Der Gegenstandswert für das Beschwerdeverfahren wird auf 500 Euro festgesetzt.
Gründe
I. Die Beteiligten zu 1) und 2) sind seit 1987 verheiratete und seit März 1999 getrennt lebende Eheleute. Aus ihrer Ehe ist die am 20.4.1988 geborene Tochter K. hervorgegangen, die im Haushalt der Beteiligten zu 2) lebt. Dieser ist durch Beschluss des AG - FamG - Lippstadt vom 22.3.2000 (AG Lippstadt, Beschl. v. 22.3.2000 - 13 F 342/99) die alleinige elterliche Sorge übertragen worden. Das Verhältnis der Kindeseltern ist seit der Trennung von tiefgreifenden Spannungen und Streitigkeiten geprägt, die bereits Gegenstand diverser Verfahren und wechselseitiger Strafanzeigen waren.

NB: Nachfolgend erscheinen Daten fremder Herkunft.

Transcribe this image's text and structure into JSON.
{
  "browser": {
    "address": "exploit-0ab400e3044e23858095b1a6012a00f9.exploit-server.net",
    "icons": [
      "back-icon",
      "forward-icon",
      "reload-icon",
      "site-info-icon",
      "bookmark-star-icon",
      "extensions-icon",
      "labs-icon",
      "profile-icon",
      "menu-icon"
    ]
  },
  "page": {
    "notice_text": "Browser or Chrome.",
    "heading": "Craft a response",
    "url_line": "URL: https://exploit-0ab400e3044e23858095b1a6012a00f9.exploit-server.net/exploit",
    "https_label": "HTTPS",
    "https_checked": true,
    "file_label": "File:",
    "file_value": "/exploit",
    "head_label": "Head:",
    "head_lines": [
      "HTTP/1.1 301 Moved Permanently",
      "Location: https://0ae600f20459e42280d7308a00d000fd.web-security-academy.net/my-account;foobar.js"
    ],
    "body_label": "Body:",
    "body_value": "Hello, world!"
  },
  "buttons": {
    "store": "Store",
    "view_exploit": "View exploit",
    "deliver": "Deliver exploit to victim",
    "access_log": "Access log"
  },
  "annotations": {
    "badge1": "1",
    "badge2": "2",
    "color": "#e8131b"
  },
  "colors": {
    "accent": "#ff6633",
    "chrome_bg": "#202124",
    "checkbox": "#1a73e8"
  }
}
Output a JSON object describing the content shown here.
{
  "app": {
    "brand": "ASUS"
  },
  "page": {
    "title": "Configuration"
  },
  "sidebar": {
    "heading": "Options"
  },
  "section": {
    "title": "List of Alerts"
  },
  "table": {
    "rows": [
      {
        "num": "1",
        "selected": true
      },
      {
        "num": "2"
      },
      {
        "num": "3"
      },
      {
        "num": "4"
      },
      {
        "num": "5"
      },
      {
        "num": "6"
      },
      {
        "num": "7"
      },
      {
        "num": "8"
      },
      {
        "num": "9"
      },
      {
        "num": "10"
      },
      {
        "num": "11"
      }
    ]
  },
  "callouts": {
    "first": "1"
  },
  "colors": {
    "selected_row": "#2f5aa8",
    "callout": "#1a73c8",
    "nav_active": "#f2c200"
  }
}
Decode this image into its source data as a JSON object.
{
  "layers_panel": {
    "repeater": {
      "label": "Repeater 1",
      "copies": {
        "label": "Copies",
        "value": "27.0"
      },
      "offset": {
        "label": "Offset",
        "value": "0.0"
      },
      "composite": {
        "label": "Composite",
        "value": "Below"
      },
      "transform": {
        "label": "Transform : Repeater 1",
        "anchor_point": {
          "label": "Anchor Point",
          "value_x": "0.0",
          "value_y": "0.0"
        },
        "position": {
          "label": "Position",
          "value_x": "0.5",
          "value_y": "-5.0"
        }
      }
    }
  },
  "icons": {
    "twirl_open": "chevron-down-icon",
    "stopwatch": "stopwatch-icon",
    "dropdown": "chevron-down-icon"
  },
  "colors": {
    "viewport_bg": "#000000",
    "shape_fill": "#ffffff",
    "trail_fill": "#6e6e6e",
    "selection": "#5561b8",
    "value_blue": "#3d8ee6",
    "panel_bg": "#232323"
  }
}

Nachdem der Senat das Umgangsrecht des Beteiligten zu 1) in einem vorangegangenen Verfahren (OLG Hamm - 11 UF 143/01 = AG Beckum - 6 F 227/00) mit Beschluss vom 21.12.2001 für die Dauer eines Jahres ausgeschlossen hatte, hat der Beteiligte zu 1) im Rahmen des vor dem AG anhängigen Scheidungsverbundverfahrens (AG Beckum - 6 F 61/00) beantragt, ihm das Sorgerecht für die Tochter zu übertragen und ihm zudem im Wege einer einstweiligen Anordnung ein Umgangsrecht mit ihr einzuräumen.

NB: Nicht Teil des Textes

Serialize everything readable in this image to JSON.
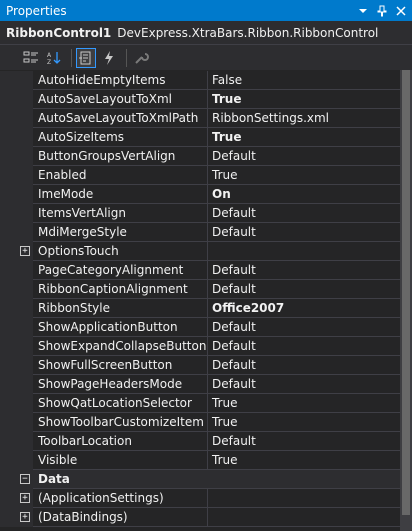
{
  "window": {
    "title": "Properties"
  },
  "object": {
    "name": "RibbonControl1",
    "type": "DevExpress.XtraBars.Ribbon.RibbonControl"
  },
  "properties": [
    {
      "name": "AutoHideEmptyItems",
      "value": "False",
      "bold": false
    },
    {
      "name": "AutoSaveLayoutToXml",
      "value": "True",
      "bold": true
    },
    {
      "name": "AutoSaveLayoutToXmlPath",
      "value": "RibbonSettings.xml",
      "bold": false
    },
    {
      "name": "AutoSizeItems",
      "value": "True",
      "bold": true
    },
    {
      "name": "ButtonGroupsVertAlign",
      "value": "Default",
      "bold": false
    },
    {
      "name": "Enabled",
      "value": "True",
      "bold": false
    },
    {
      "name": "ImeMode",
      "value": "On",
      "bold": true
    },
    {
      "name": "ItemsVertAlign",
      "value": "Default",
      "bold": false
    },
    {
      "name": "MdiMergeStyle",
      "value": "Default",
      "bold": false
    },
    {
      "name": "OptionsTouch",
      "value": "",
      "bold": false,
      "expandable": true
    },
    {
      "name": "PageCategoryAlignment",
      "value": "Default",
      "bold": false
    },
    {
      "name": "RibbonCaptionAlignment",
      "value": "Default",
      "bold": false
    },
    {
      "name": "RibbonStyle",
      "value": "Office2007",
      "bold": true
    },
    {
      "name": "ShowApplicationButton",
      "value": "Default",
      "bold": false
    },
    {
      "name": "ShowExpandCollapseButton",
      "value": "Default",
      "bold": false
    },
    {
      "name": "ShowFullScreenButton",
      "value": "Default",
      "bold": false
    },
    {
      "name": "ShowPageHeadersMode",
      "value": "Default",
      "bold": false
    },
    {
      "name": "ShowQatLocationSelector",
      "value": "True",
      "bold": false
    },
    {
      "name": "ShowToolbarCustomizeItem",
      "value": "True",
      "bold": false
    },
    {
      "name": "ToolbarLocation",
      "value": "Default",
      "bold": false
    },
    {
      "name": "Visible",
      "value": "True",
      "bold": false
    }
  ],
  "categories": [
    {
      "name": "Data"
    }
  ],
  "data_properties": [
    {
      "name": "(ApplicationSettings)",
      "value": "",
      "expandable": true
    },
    {
      "name": "(DataBindings)",
      "value": "",
      "expandable": true
    }
  ],
  "expander_symbols": {
    "collapsed": "+",
    "expanded": "−"
  },
  "colors": {
    "title_bar": "#007acc",
    "background": "#252526",
    "panel": "#2d2d30",
    "grid_line": "#3f3f46",
    "text": "#f1f1f1"
  }
}
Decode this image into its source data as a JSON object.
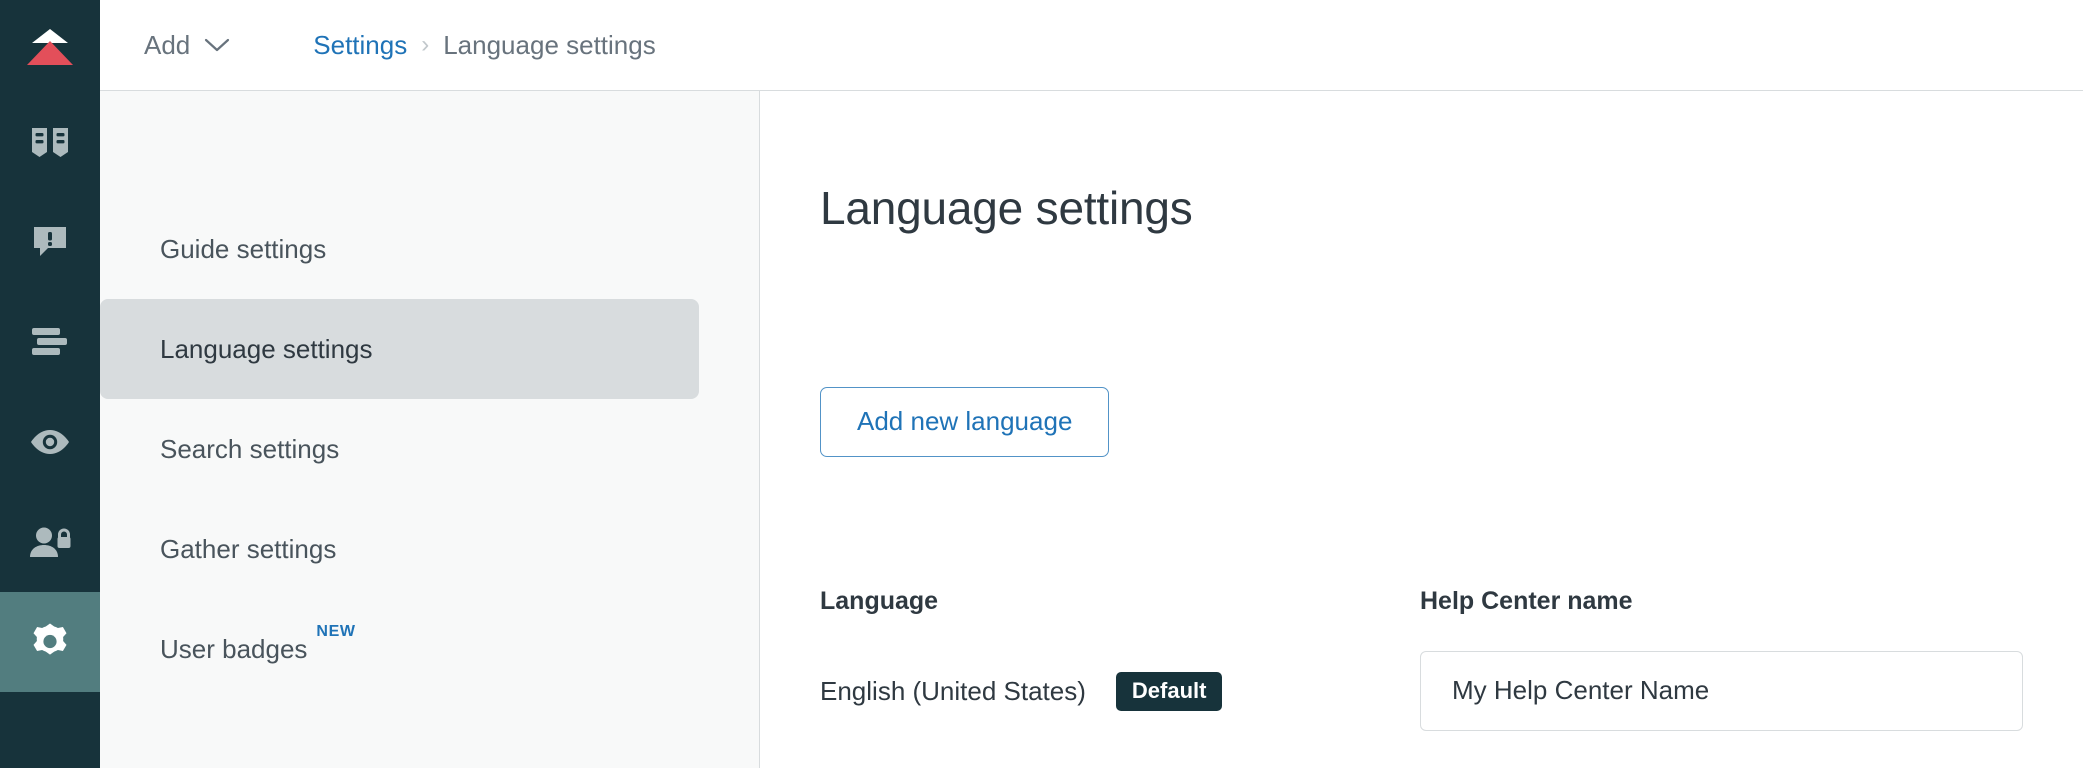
{
  "colors": {
    "rail_bg": "#17333b",
    "rail_active_bg": "#527d7f",
    "logo_red": "#e34f5a",
    "logo_white": "#ffffff",
    "accent_blue": "#1f73b7",
    "nav_active_bg": "#d8dcde",
    "panel_bg": "#f8f9f9",
    "border": "#d8dcde",
    "text_dark": "#2f3941",
    "text_muted": "#68737d",
    "badge_bg": "#17333b"
  },
  "rail": {
    "logo_name": "zendesk-guide-logo",
    "items": [
      {
        "name": "knowledge-base-icon",
        "label": "Knowledge base",
        "active": false
      },
      {
        "name": "community-icon",
        "label": "Community",
        "active": false
      },
      {
        "name": "content-blocks-icon",
        "label": "Content blocks",
        "active": false
      },
      {
        "name": "preview-icon",
        "label": "Preview",
        "active": false
      },
      {
        "name": "user-permissions-icon",
        "label": "User permissions",
        "active": false
      },
      {
        "name": "settings-gear-icon",
        "label": "Settings",
        "active": true
      }
    ]
  },
  "topbar": {
    "add_label": "Add",
    "add_chevron": "chevron-down-icon",
    "breadcrumb": {
      "parent": "Settings",
      "separator": "›",
      "current": "Language settings"
    }
  },
  "subnav": {
    "items": [
      {
        "label": "Guide settings",
        "active": false,
        "badge": ""
      },
      {
        "label": "Language settings",
        "active": true,
        "badge": ""
      },
      {
        "label": "Search settings",
        "active": false,
        "badge": ""
      },
      {
        "label": "Gather settings",
        "active": false,
        "badge": ""
      },
      {
        "label": "User badges",
        "active": false,
        "badge": "NEW"
      }
    ]
  },
  "content": {
    "title": "Language settings",
    "add_language_button": "Add new language",
    "language_section": {
      "label": "Language",
      "value": "English (United States)",
      "badge": "Default"
    },
    "help_center_section": {
      "label": "Help Center name",
      "value": "My Help Center Name",
      "placeholder": "My Help Center Name"
    }
  }
}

Das AG hat das Verfahren bezüglich des Sorgerechts von dem Verbundverfahren abgetrennt und durch den angefochtenen Beschluss sodann nach mündlicher Verhandlung und Einholung einer Stellungnahme des Jugendamtes sowie Anhörung des Kindes und der Beteiligten das Umgangsrecht des Beteiligten zu 1) mit seiner Tochter für die Dauer von 12 Monaten ab Beschlussfassung ausgeschlossen. Zur Begründung hat das AG ausgeführt, der auf die Dauer eines Jahres begrenzte Ausschluss des Umgangsrechts sei nach § 1684 Abs. 4 BGB geboten, weil andernfalls das Wohl K.s gefährdet wäre, die nach wie vor einen persönlichen Kontakt zum Vater ablehne. Hiergegen richtet sich die Beschwerde des Beteiligten zu 1), mit der er seinen Antrag weiterverfolgt.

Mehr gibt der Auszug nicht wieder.